You’ve no doubt experienced on multiple recordings the bark of a loud voice. The signer gets going and suddenly you wince. Your face scrunches.
Where in the chain does this change in quality occur? If we look at the raw waveform for signs of clipping or dynamic compression, we see nothing alarming.
I first ran into this issue back in the early 70s when Stan and I started PS Audio. At the time, we were building only phono preamplifiers. Those preamps started out life based on an IC op-amp, the venerable 709. It wasn’t long after those first circuits that we became dissatisfied with the limitations of an integrated circuit operational amplifier. Among them was an annoying tendency to sound musical only on softer passages of simple music. Whenever the levels got too high or the music became complex, we winced.
The problem with integrated circuits is the designer’s inability to change anything internal to the chip. The chip does what the chip does.
Our first cure for facial wincing came in the form of a discrete op amp. By using our own discrete transistors and resistors to mirror the structure of an operational amplifier (differential input pair feeding a gain stage whose output fed a buffer), we could solve one of the IC’s biggest problems, that of sounding muddled when the music became complex. We theorized our discrete amplifier was free of this problem because we were finally able to control the IC’s over-the-top high open-loop gain. (What this means is that when an amplifier has extremely high input to output gain to the point of instability without resorting to feedback to lower that gain to something useful, we tend to suffer from the problem I described earlier of complex music becoming cluttered. By ensuring the amplifier’s gain structure and speed are capable of stable operation at high gain without the necessity of feedback, much of this problem is no longer heard by the listener).

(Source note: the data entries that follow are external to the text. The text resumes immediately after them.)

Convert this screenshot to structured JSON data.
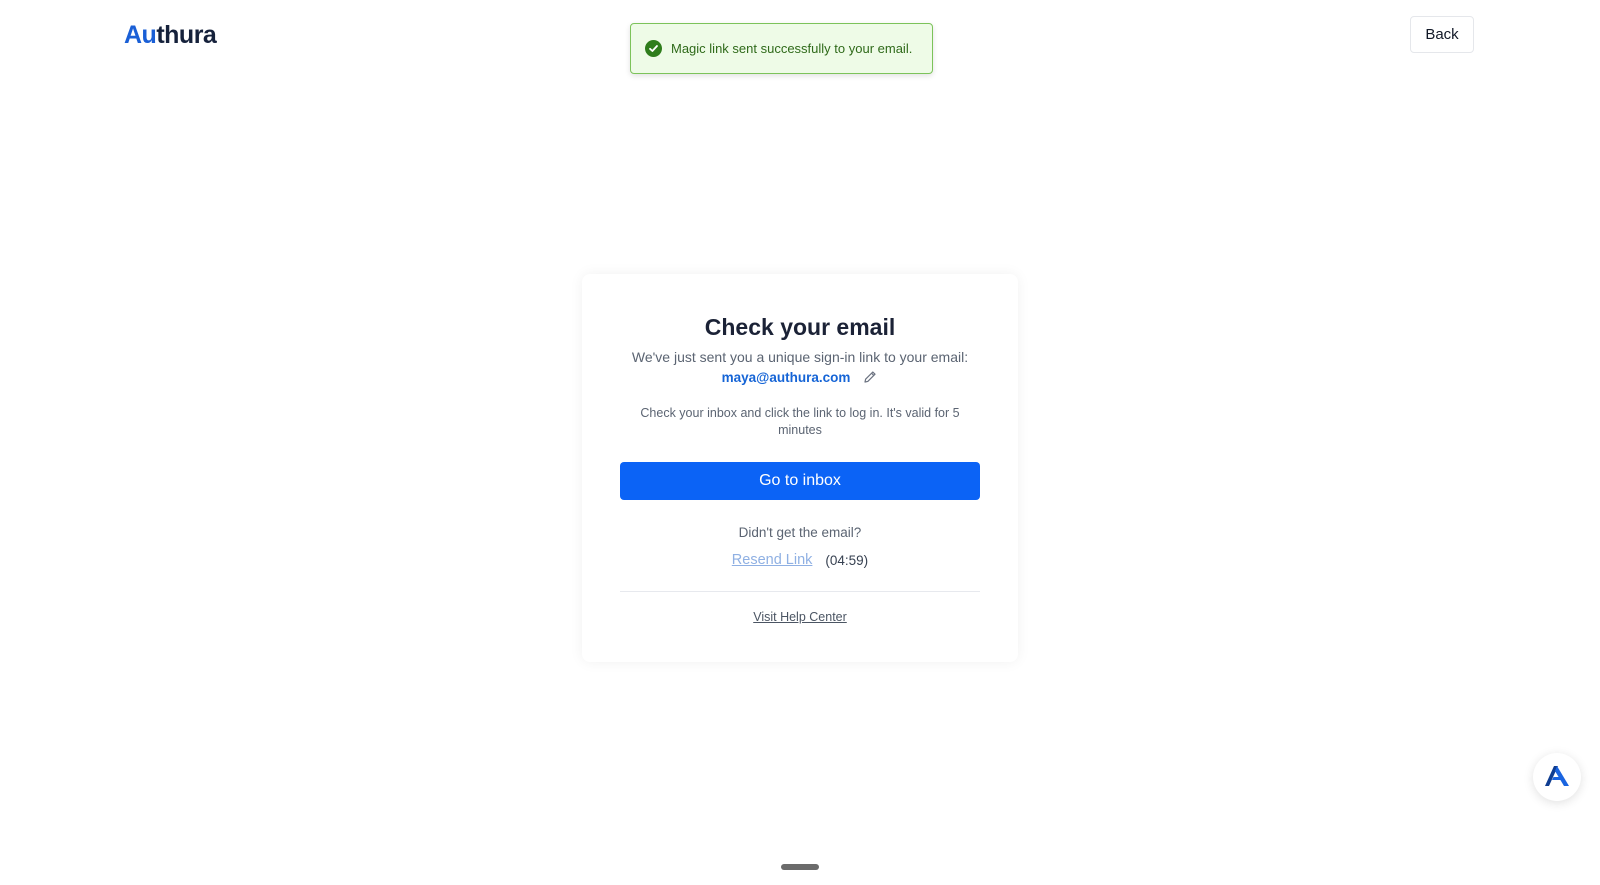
{
  "header": {
    "logo_text_accent": "Au",
    "logo_text_rest": "thura",
    "back_label": "Back"
  },
  "toast": {
    "message": "Magic link sent successfully to your email.",
    "icon": "check-circle-icon",
    "status_color": "#2f7d1c"
  },
  "card": {
    "title": "Check your email",
    "subtitle": "We've just sent you a unique sign-in link to your email:",
    "email": "maya@authura.com",
    "note": "Check your inbox and click the link to log in. It's valid for 5 minutes",
    "primary_button_label": "Go to inbox",
    "didnt_get_text": "Didn't get the email?",
    "resend_label": "Resend Link",
    "timer": "(04:59)",
    "help_link": "Visit Help Center"
  },
  "colors": {
    "accent": "#0b63f6",
    "brand_dark": "#15213b",
    "brand_blue": "#1a5fd6",
    "toast_bg": "#eefbe7",
    "toast_border": "#7cc35a"
  },
  "icons": {
    "edit": "pencil-icon",
    "chat": "chat-widget-icon"
  }
}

Now, with the clutter problem solved by the use of a discrete circuit in which we could control the circuit’s gain parameters, our next challenge was the Bark Syndrome. That had unfortunately remained and was for a long period of time a real head scratcher. Why, when the maximum output signal the preamplifier had to deal with was a mere 2 volts (and our circuit could easily output 7 volts without any increase in distortion), did signals approaching that level tend to make our faces scrunch?
On a whim, we decided to see if it might be something we could not yet measure. Headroom or more accurately, exceeding the linear region of the circuit. Because we had moved away from fixed integrated circuits to a discrete version we were no longer bound by the power supply limitations of the chip. (Integrated circuit operational amplifiers are typically limited to +/-15 volts on their power supply rails).
Easy enough for us to rejigger the power supply rails to double what we had been using. Now, with +/- 30 volt rails we played again the same passage of music that had formerly been barking. Voila! Less bark and by a rather noticeable margin.
Just a bit of history for you to consume.